Workflow

The workflow of all steps is summarised below:

load the singularity container

Singularity allows to use containers (from i.e Docker) on High-Performance Computer. For more details see the lecture by Valentin Plugaru

Shortly, we built a container with all the necessary tools and softwares embeded. Hence, you just need to book the HPC resources and load the container to start working on your chip-seq sequences.

Tweak for the picard

we need to tweak this location only once.

mkdir -p ~/install/jar_root/
cp /scratch/users/aginolhac/picard.jar ~/install/jar_root/

book resources on iris

  • 2 hours
  • 8 cores
  • interactive

srun --cpu-bind=none -p interactive --time=2:0:0 -c 8 --pty bash -i

load the container

  • first we load the tools singularity
  • second we load the container
module load tools/Singularity
singularity shell -s /bin/bash --bind /scratch/users:/scratch/users /scratch/users/aginolhac/ubuntu-chip-seq.simg

then you are inside the container, all the tools should be available.

try running the following and raise your hand if any is command not found

bwa
samtools
macs2
paleomix

prepare your working environment

  • go to your home directory: cd
  • create a new folder to work in: mkdir chip-seq
  • go inside: cd chip-seq
  • create and go in a sub-folder: mkdir fastq
  • go inside: cd fastq
  • symbolic link the FASTQ files: ln -s /scratch/users/aginolhac/chip-seq/fastq/C* .
  • check your actions: ll (alias of ls -l)

check integrity of files

Just as a side note, such large files are usually a pain to download.

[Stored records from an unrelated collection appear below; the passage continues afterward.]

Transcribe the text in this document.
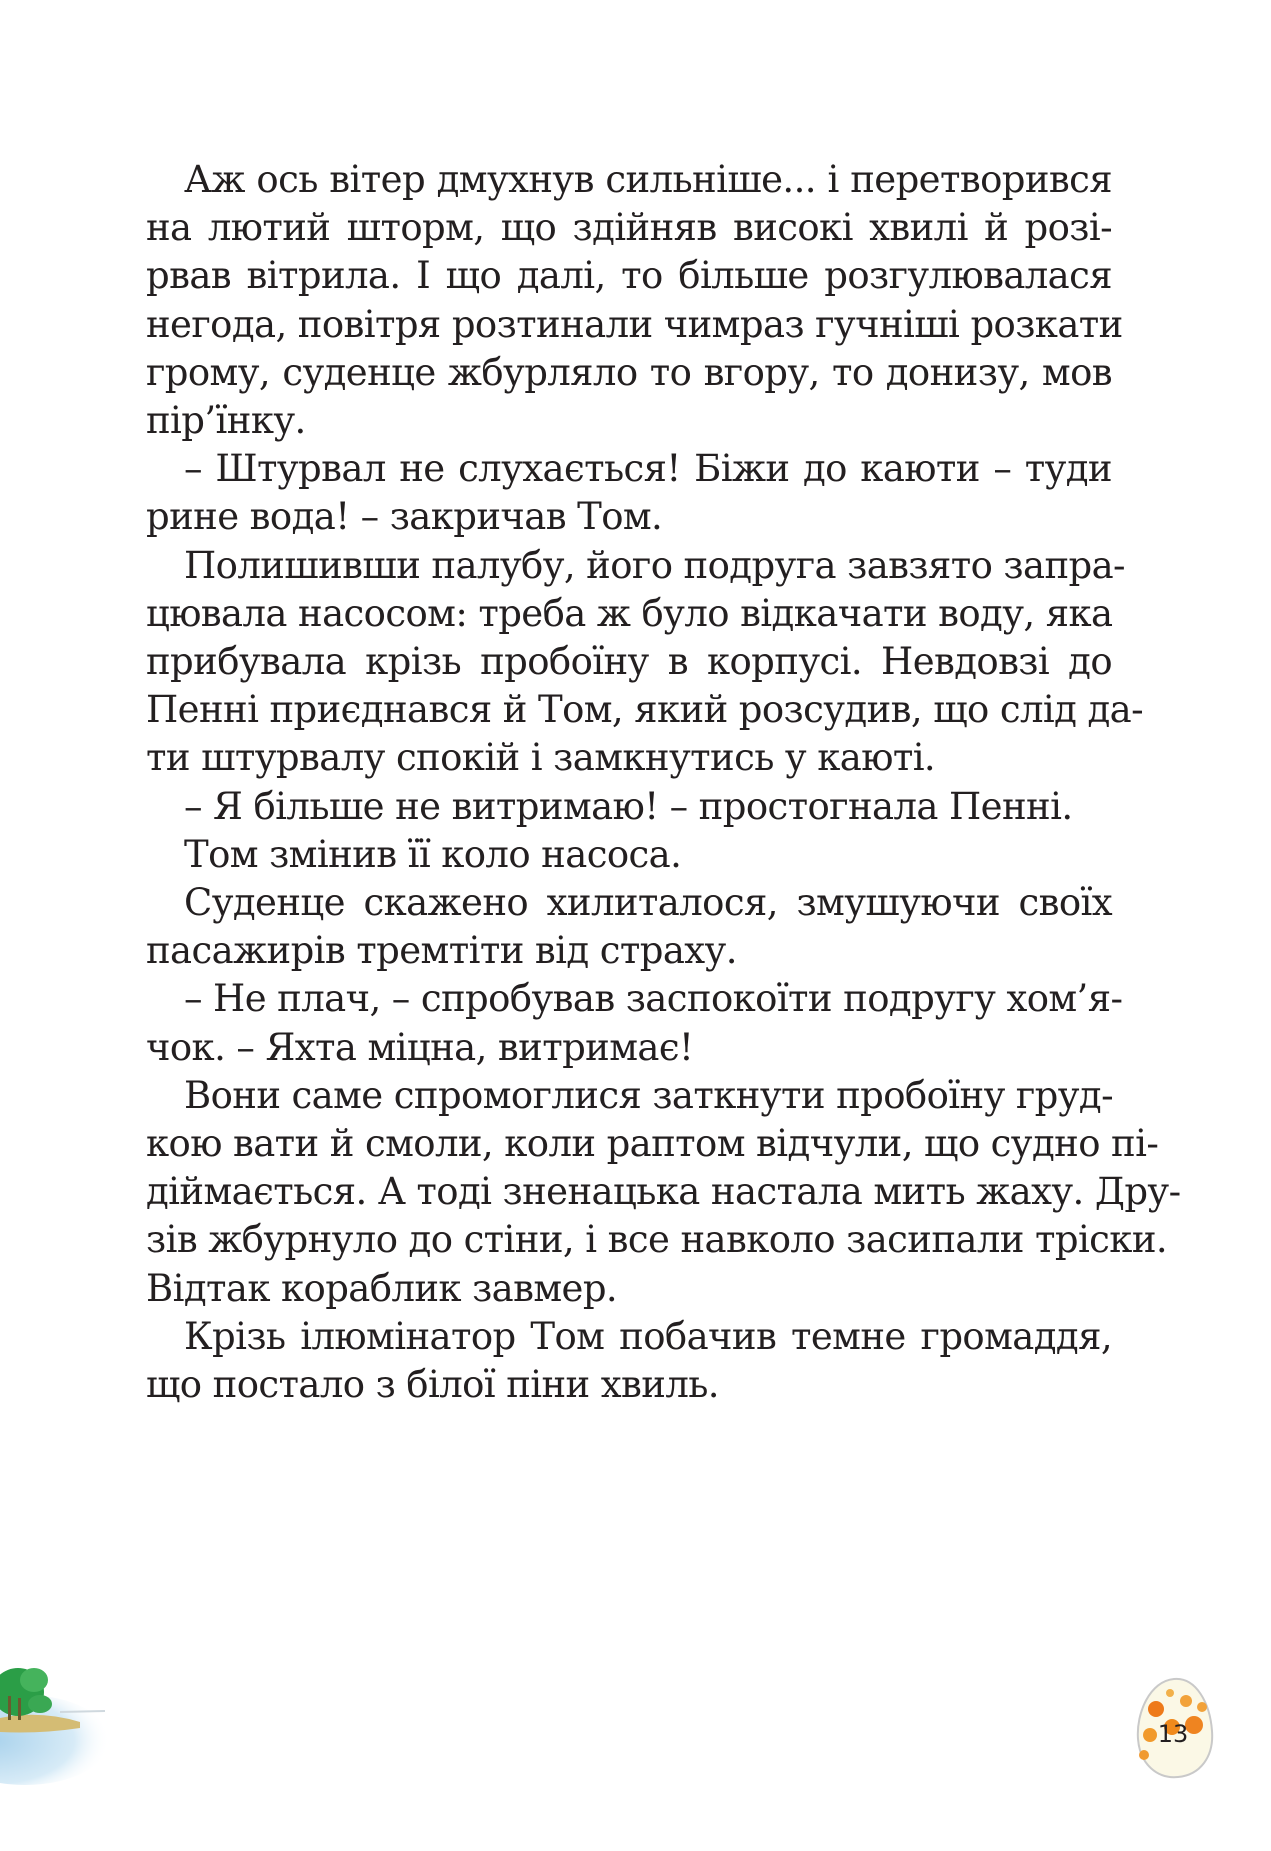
Аж ось вітер дмухнув сильніше... і перетворився
на лютий шторм, що здійняв високі хвилі й розі-
рвав вітрила. І що далі, то більше розгулювалася
негода, повітря розтинали чимраз гучніші розкати
грому, суденце жбурляло то вгору, то донизу, мов
пір’їнку.
– Штурвал не слухається! Біжи до каюти – туди
рине вода! – закричав Том.
Полишивши палубу, його подруга завзято запра-
цювала насосом: треба ж було відкачати воду, яка
прибувала крізь пробоїну в корпусі. Невдовзі до
Пенні приєднався й Том, який розсудив, що слід да-
ти штурвалу спокій і замкнутись у каюті.
– Я більше не витримаю! – простогнала Пенні.
Том змінив її коло насоса.
Суденце скажено хилиталося, змушуючи своїх
пасажирів тремтіти від страху.
– Не плач, – спробував заспокоїти подругу хом’я-
чок. – Яхта міцна, витримає!
Вони саме спромоглися заткнути пробоїну груд-
кою вати й смоли, коли раптом відчули, що судно пі-
діймається. А тоді зненацька настала мить жаху. Дру-
зів жбурнуло до стіни, і все навколо засипали тріски.
Відтак кораблик завмер.
Крізь ілюмінатор Том побачив темне громаддя,
що постало з білої піни хвиль.
13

Since they are the very raw files after the sequencer (despite basecalling) checking their integrity is worth doing. Computing the md5sum ensure you have the same file as your sequence provider. Then paleomix will check the FASTQ are correct, i. e have 4 lines in a correct format.

md5sum -c C53CYACXX_TC1-I-A-D3_14s006682-1-1_Sinkkonen_lane114s006682_sequence.txt.md5

you should observe an OK after few seconds of computing time.